Stretching is not a warm up

Being a busy girl myself, I know how tempting it is to skip the warm up at the beginning of your next pole class. Maybe you’re running late, or you have just done another class before … so you check your phone, grab a drink, change outfit and its ok to skip the start of the next class because you are already WARM, right?…… Uh uh – WRONG.

I define warming up as preparing the body and mind for the upcoming task or exercise. Pole dancing commonly requires full weight bearing through the arms – think climbing or supporting your weight as you get into position. This is a significant load on the upper body in terms of strength and with faster moves muscle power is required.

So, you did a stretch class before your pole class? Has that really prepared your arms for the loads discussed above? Highly unlikely. In fact, some studies have shown that static stretching to be detrimental to performance and injury prevention!

Let’s break this down. Our muscles are made up of 2 main fibre types

Type 1 – slow twitch fibres – these guys are slow to act, produce less force, but are slow to fatigue (think of these as our endurance fibres)

Type 2 – fast twitch fibres – these fibres act quickly, can produce higher forces and tend to fatigue quickly (think of these like our power fibres)

Our muscles contain both types of fibres, but the ratio of slow twitch to fast twitch differs depending on the role of the muscle and its location.

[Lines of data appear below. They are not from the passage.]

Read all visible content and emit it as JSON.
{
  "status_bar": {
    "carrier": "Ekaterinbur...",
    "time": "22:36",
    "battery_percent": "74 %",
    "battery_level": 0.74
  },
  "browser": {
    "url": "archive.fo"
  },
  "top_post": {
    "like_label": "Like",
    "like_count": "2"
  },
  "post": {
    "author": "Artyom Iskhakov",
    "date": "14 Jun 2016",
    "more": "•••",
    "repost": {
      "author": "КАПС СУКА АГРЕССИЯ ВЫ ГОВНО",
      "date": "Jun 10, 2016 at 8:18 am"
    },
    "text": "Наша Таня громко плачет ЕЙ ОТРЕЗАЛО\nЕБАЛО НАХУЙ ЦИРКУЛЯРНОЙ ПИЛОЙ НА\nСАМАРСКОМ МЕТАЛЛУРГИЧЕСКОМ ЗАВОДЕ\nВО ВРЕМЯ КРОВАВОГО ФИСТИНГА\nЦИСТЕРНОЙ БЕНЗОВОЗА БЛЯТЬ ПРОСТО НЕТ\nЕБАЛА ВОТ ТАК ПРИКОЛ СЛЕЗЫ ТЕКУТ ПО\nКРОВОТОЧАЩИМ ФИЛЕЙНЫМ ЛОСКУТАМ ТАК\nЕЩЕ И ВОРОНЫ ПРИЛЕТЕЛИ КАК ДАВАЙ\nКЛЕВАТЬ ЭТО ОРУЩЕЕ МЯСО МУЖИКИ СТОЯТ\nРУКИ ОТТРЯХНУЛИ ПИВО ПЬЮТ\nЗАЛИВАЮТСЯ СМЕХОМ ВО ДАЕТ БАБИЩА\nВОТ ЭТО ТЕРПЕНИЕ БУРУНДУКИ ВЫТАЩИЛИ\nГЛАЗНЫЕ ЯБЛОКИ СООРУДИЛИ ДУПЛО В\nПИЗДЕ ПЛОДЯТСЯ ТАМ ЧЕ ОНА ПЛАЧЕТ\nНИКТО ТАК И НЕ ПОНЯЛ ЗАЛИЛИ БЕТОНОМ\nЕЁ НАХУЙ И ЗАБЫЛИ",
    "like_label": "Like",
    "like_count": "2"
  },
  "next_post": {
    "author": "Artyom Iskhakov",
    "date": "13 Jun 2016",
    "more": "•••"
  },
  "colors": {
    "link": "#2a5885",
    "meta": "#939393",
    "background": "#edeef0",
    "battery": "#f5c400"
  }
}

Static stretching is thought to relatively decrease the activation of type 2 fibres – resulting in there being a higher proportion of type 1 fibres ready to act. Does this sound like the best preparation for swinging your bodyweight around? Having a greater proportion of the slow acting fibres to hold your whole body weight up? I think not.

A good warm up involves more dynamic movement, which is thought to help increase the activation of the type 2 fibres. So, don’t skip the burpees at the start of class just because you have done a class prior. The active warm-up is not just about making you sweat, but about preparing the body to be ready for the chosen activity. Your instructor will choose appropriate warm up activities based on what they are going to go through with you in that class.